Bisa dibayangkan, bahwa seorang cendikiawan besar dan sekaligus pengembang Psikologi Islam, Ibn Qayyim Al Jauziyah yang masih melahirkan karya-karya luar biasa, sebenarnya beliau hidup pada era yang disebut Al Qaffal (gembok) yakni masa kemandegan dari pintu ijtihad yang terjadi pada kekhilafahan Turki Utsmani.
“Di tengah masa keemasan Islam, ratusan tahun terakhir ketika itu, bangsa-bangsa barat termasuk entitas negara-negara berideologikan Kapitalis dan Sosialis senantiasa menggerogoti untuk menghancurkan ideologi Islam. Perjalanan fakta sejarah terlalu panjang jika dituliskan. Hingga pada puncaknya, ketika entitas ideologi Islam sudah sekarat, terjadi perang dunia I dan II dimana terjadi perebutan pengaruh antara ideologi Kapitalisme Amerika dan sekutunya melawan ideologi Uni Sovyet Sosialis Komunis. Ideologi Islam dengan sistem Khilafahnya terseret-seret akhirnya hancur di tangan Jendral Musthofa Kemal, anthek Inggris keturunan Yahudi Duhama.”

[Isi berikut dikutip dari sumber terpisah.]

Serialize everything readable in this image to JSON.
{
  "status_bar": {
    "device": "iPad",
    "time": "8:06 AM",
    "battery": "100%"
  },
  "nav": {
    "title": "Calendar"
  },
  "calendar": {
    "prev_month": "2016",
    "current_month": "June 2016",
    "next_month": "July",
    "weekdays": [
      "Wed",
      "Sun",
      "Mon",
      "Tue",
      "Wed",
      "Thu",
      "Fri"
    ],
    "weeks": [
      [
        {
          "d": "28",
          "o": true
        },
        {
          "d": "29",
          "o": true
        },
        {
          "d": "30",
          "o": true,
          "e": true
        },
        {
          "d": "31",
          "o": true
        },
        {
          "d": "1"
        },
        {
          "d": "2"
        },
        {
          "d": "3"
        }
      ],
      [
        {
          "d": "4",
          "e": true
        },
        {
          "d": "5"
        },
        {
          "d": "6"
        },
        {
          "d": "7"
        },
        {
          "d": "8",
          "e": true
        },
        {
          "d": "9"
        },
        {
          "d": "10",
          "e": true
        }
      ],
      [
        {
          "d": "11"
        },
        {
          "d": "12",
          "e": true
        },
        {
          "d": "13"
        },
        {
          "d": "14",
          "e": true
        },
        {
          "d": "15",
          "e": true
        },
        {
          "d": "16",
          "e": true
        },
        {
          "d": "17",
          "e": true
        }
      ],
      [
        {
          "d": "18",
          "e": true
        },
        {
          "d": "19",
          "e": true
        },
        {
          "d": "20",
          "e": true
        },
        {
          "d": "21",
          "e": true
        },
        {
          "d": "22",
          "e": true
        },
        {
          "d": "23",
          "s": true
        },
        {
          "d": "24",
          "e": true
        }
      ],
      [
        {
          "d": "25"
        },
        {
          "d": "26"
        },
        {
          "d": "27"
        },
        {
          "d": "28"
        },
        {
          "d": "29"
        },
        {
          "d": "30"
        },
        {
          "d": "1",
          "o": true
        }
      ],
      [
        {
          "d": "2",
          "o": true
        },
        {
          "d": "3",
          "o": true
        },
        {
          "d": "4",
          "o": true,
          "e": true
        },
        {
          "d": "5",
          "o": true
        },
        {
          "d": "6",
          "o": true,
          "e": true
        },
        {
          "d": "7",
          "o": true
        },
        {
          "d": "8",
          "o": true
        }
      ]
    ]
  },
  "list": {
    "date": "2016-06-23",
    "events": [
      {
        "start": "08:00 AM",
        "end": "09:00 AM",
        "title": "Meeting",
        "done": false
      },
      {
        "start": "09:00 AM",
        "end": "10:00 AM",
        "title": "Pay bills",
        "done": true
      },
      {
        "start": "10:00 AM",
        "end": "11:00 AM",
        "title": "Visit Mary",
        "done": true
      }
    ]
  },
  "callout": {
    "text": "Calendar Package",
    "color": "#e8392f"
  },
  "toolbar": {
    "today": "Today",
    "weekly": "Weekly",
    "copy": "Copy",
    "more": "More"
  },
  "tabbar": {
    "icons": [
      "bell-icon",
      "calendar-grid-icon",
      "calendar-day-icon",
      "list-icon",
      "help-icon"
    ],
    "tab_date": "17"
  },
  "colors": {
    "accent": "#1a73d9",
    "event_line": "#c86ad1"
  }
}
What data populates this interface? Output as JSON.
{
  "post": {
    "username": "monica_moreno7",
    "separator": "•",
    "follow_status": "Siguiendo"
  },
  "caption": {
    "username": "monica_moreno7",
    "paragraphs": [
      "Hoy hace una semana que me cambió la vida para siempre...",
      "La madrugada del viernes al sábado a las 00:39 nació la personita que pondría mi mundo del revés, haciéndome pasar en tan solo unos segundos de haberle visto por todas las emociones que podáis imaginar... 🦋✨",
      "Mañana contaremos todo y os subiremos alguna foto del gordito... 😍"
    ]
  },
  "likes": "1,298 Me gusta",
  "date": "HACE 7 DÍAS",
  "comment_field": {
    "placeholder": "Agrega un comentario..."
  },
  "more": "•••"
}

“Oleh karena itu kinilah saatnya psikologi Islam memimpin dunia, bila kita melihat kembali ke masa lalu ketika Islam menjadi negara super power dalam entitas negara Khilafah Islamiyah selama kurang lebih 13 abad telah menaungi dunia ummat manusia dalam kebaikan. Psikologi yang berbasis Islam telah menjadi bagian penting untuk menciptakan perdaiaman dunia. Jika seseorang jujur dengan diri sendiri, maka justru ketika Khilafah jatuh dan yang berkuasa saat ini adalah Ideologi Kapitalisme ataupun juga sisa pemikiran Sosialisme Komunisme maka kerusakan dunia demikian dahsyat.”
“Kini kehancuran perilaku manusia dan lingkunganya menjadi luar biasa perihnya yang tidak pernah terbayangkan. Dimana-mana kita melihat manusia yang mengidap gangguan jiwa baik secara kualitatif maupun kuantitatif. Penguasa dunia, gembong Kapitalisme telah membunuhi jutaan manusia hanya karena merebut sumber daya alamnya. Para pemimpin negara melakukan pembunuhan rakyatnya, korupsi, kolusi, pembohongan publik, serakah terhadap rakyat, merupakan contoh para pemimpin sudah mengalami gangguan jiwa. Demikian halnya banyak masyarakat yang stress, depresi, bunuh diri, melakukan teror pengeboman, tawuran antar masyarakat dan pelajar, perzinahan, penyakit seksual, perselingkuhan, narkoba, dan sebagainya merupakan bagian dari masyarakat yang sakit jiwa.”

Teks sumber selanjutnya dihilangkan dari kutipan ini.